Why Alaska in Winter?

Well, why not Alaska in winter?

Alaska is immense and has countless choices to offer that will fill any and all time you spend there. I chose Alaska in winter for several reasons that go beyond the usual of wanting to see wildlife, Denali and the Northern Lights; and of it being considerably less expensive in the off season due to substantially less tourist traffic and that mosquitos are usually not a factor when the temperature in the interior is hovering between zero and minus ten. I chose Alaska in winter because I miss winter.

When I was a kid growing up in Detroit, we used to have really cold winters with tons of snow that my brothers and I dug tunnels through to create forts, or to build armies of snowmen, or ramps over the firewood pile to the roof of the outdoor shed that we used to slide or toboggan down. At least for the better part of recent history, it doesn't get that cold in Detroit anymore for snow to accumulate like that. Winter temperatures hover in the 30s and 40s. It's the middle of January right now and instead of snow, Detroit is rather warm with highs above freezing and almost no snow. The same is true in Columbus, where I now live. We've had more 50 degree days in January with rain instead of snow than we did in December. Alaska may not get a ton of snow in the winter, but it can. The mountains are snow-covered. The ski resorts aren't worried about a sudden thaw and winter sports of all kinds abound.

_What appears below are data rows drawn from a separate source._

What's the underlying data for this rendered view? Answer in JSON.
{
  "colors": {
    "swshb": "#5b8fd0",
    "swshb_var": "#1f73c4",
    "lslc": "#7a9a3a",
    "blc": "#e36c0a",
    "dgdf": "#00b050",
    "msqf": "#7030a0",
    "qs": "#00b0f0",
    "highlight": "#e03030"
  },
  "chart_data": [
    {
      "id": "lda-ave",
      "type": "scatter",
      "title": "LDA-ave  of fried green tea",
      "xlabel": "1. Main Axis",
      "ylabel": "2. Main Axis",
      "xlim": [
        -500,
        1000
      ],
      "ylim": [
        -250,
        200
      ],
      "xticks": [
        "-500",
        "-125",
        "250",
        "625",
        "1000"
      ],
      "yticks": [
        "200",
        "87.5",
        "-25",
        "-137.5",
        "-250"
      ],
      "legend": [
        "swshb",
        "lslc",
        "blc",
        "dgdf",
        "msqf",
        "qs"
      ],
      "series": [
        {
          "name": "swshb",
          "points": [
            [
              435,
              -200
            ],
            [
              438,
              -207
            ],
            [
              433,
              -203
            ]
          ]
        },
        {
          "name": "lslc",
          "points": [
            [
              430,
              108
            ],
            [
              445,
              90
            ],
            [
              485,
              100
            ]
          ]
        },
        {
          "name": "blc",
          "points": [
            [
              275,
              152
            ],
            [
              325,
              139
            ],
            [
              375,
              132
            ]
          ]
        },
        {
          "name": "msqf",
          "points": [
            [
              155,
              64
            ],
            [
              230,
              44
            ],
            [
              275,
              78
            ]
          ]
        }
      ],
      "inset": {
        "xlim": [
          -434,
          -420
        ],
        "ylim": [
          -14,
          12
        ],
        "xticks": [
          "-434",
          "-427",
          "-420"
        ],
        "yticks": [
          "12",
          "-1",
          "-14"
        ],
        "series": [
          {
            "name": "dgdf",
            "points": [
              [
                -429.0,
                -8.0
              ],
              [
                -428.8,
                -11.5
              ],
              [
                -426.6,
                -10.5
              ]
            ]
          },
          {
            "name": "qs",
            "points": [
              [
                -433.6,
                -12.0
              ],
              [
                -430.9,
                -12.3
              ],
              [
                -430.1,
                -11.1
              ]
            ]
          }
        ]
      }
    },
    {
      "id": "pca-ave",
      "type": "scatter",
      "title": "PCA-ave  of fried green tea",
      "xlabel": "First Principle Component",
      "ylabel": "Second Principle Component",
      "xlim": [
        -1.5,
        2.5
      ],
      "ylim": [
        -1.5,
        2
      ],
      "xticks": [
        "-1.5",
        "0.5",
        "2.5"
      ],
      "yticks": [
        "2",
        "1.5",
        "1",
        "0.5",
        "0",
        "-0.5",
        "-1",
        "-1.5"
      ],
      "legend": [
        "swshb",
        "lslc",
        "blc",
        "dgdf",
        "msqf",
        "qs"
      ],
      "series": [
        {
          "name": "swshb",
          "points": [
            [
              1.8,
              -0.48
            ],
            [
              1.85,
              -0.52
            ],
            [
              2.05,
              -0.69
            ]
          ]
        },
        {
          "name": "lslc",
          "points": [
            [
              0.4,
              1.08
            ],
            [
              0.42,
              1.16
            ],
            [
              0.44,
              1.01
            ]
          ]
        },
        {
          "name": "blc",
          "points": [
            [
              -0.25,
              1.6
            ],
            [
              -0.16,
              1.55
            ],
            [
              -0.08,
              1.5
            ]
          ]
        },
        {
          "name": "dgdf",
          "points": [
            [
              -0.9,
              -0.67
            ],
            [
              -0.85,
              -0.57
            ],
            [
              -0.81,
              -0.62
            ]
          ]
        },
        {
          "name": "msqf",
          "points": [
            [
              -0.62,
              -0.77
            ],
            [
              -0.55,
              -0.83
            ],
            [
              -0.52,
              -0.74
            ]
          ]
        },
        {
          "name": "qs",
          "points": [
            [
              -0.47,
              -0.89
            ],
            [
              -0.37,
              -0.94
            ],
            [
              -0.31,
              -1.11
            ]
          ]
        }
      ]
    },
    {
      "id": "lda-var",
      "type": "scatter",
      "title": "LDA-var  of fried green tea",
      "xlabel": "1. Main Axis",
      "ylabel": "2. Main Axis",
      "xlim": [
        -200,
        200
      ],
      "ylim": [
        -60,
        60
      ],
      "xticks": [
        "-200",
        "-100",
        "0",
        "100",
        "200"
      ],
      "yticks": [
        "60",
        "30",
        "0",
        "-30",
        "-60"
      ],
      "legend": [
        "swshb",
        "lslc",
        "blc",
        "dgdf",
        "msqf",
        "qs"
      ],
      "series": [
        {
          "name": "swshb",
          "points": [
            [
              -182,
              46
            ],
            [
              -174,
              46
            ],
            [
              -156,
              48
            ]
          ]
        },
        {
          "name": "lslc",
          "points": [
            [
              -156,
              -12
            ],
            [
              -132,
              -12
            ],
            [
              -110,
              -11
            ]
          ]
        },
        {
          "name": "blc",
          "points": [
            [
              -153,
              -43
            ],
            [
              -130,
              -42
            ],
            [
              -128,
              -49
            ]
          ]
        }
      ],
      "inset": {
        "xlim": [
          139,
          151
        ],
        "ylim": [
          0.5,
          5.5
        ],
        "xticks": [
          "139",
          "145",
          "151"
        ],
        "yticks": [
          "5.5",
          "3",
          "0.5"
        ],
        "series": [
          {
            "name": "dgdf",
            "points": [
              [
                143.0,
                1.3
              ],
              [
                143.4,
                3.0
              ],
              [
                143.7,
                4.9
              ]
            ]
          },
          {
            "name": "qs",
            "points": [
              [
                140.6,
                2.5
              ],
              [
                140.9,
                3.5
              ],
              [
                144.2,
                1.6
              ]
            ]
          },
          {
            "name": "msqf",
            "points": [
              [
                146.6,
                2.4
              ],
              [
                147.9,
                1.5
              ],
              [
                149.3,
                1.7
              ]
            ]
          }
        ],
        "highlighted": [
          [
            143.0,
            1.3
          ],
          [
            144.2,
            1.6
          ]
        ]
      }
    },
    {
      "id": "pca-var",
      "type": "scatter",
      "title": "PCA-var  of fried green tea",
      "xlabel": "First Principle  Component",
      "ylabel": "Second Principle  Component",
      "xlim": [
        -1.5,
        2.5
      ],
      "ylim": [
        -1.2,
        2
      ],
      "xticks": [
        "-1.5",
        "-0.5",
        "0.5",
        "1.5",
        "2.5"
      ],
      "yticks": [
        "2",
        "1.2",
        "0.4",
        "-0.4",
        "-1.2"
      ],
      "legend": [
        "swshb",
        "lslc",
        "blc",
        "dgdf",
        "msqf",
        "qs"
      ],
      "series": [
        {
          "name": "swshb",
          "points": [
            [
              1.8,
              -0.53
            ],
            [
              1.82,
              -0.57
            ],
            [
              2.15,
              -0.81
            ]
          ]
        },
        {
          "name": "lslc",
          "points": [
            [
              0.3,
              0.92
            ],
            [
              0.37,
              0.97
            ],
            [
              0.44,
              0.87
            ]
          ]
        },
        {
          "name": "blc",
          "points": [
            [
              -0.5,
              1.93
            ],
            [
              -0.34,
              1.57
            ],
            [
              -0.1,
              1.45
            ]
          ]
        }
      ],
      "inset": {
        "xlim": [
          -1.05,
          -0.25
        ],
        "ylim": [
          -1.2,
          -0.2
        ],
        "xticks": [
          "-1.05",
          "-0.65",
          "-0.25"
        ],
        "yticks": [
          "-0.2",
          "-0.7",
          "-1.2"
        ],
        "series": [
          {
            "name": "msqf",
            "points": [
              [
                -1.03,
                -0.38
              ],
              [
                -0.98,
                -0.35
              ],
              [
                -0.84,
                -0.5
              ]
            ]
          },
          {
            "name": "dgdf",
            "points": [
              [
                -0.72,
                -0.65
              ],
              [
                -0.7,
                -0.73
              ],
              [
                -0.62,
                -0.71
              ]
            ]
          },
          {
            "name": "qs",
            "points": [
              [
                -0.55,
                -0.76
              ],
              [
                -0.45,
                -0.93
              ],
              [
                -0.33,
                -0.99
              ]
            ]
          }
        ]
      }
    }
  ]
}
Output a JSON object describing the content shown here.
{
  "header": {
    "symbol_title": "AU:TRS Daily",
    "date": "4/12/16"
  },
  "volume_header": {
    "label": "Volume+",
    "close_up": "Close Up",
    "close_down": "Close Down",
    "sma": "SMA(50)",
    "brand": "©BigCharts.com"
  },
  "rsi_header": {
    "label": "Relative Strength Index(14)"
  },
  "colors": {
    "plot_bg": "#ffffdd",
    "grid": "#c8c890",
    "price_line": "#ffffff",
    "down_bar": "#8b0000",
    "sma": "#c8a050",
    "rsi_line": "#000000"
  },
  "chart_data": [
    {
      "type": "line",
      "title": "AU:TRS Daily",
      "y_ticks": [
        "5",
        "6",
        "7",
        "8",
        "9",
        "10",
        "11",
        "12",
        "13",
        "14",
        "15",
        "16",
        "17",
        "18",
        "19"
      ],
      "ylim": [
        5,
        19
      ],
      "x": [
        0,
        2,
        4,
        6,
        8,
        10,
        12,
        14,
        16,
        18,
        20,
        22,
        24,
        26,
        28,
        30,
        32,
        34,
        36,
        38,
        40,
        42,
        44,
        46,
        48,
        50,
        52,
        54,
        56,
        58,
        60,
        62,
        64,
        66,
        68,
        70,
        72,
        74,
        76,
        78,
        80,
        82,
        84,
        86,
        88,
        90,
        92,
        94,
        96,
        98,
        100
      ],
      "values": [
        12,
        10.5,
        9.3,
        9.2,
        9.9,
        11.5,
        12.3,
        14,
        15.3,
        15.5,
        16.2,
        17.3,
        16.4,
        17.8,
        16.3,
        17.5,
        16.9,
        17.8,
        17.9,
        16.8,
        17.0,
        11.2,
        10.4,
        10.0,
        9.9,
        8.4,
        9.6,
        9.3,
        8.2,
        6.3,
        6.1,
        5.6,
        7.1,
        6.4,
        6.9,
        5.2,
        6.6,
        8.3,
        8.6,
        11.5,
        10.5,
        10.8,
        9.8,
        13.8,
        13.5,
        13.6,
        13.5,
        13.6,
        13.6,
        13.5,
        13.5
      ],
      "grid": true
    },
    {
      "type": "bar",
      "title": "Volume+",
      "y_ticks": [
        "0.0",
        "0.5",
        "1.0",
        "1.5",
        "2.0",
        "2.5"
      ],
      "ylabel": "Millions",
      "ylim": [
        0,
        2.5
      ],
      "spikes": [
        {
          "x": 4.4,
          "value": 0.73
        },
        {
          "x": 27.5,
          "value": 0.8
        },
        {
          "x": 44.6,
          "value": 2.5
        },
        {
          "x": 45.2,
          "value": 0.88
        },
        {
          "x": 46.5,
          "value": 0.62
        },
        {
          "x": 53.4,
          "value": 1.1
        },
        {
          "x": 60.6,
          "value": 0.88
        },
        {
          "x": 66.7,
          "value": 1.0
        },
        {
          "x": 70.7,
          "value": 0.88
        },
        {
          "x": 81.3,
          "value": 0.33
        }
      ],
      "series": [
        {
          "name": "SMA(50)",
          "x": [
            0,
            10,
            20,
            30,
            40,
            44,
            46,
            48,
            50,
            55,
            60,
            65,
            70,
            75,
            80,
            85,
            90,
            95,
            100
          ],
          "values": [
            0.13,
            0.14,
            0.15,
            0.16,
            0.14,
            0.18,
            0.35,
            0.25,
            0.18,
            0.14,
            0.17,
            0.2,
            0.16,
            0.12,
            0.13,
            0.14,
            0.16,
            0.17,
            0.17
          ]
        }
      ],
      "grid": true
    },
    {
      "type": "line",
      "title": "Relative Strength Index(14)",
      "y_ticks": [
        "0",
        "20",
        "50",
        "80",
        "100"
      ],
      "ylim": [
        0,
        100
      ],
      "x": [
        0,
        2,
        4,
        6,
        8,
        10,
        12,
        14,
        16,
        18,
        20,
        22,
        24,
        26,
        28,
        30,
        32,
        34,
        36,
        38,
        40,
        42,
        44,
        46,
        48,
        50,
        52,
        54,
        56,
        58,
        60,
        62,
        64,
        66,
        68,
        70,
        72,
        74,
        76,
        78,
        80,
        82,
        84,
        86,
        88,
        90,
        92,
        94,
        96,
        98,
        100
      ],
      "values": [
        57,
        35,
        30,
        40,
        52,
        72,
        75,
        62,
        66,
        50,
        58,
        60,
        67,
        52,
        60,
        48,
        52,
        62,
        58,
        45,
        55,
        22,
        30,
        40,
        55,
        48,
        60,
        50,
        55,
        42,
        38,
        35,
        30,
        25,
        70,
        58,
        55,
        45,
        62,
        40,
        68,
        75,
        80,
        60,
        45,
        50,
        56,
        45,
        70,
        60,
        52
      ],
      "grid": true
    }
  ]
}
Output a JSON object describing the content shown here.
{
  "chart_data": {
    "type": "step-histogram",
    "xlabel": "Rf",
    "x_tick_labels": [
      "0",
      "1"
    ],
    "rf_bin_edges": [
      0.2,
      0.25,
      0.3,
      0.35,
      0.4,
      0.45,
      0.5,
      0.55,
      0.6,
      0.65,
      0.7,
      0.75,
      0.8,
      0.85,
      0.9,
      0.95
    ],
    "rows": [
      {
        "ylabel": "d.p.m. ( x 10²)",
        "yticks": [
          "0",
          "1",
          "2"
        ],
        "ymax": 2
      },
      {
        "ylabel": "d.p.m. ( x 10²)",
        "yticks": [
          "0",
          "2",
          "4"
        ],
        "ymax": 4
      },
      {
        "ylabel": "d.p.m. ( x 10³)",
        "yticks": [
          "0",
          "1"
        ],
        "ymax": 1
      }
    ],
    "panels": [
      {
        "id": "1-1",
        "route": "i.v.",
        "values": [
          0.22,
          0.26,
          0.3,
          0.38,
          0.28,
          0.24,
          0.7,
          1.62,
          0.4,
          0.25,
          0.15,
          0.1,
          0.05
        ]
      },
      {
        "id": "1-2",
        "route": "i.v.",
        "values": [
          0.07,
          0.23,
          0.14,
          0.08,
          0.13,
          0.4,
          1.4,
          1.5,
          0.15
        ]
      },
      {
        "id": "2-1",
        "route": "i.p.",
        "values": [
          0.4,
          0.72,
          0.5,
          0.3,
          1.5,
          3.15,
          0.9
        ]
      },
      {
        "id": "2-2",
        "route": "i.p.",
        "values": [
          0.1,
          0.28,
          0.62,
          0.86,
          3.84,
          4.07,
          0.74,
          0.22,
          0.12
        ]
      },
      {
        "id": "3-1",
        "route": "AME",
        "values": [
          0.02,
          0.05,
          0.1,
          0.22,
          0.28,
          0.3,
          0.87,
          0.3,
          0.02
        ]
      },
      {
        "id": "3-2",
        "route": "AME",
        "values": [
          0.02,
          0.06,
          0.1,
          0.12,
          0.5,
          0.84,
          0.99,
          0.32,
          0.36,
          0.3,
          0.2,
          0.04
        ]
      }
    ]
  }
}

In Alaska, in the middle of January, dogsledding season begins. In Denali rangers take rare park visitors on hikes wearing snowshoes. Anchorage is alive with song from week long folk music festivals and the skies above Fairbanks are alive and filled with dancing Northern Lights. It's a dark, peaceful time with a slower pace. And it's this time of year, without the distraction of cruise ships that disgorge passengers by the thousands, that you can get a chance to discover the real Alaska with people who have more time to sit with you around an uncrowded bar or a fireplace.

That's why I chose Alaska in winter, and I can't wait. Thanks for reading.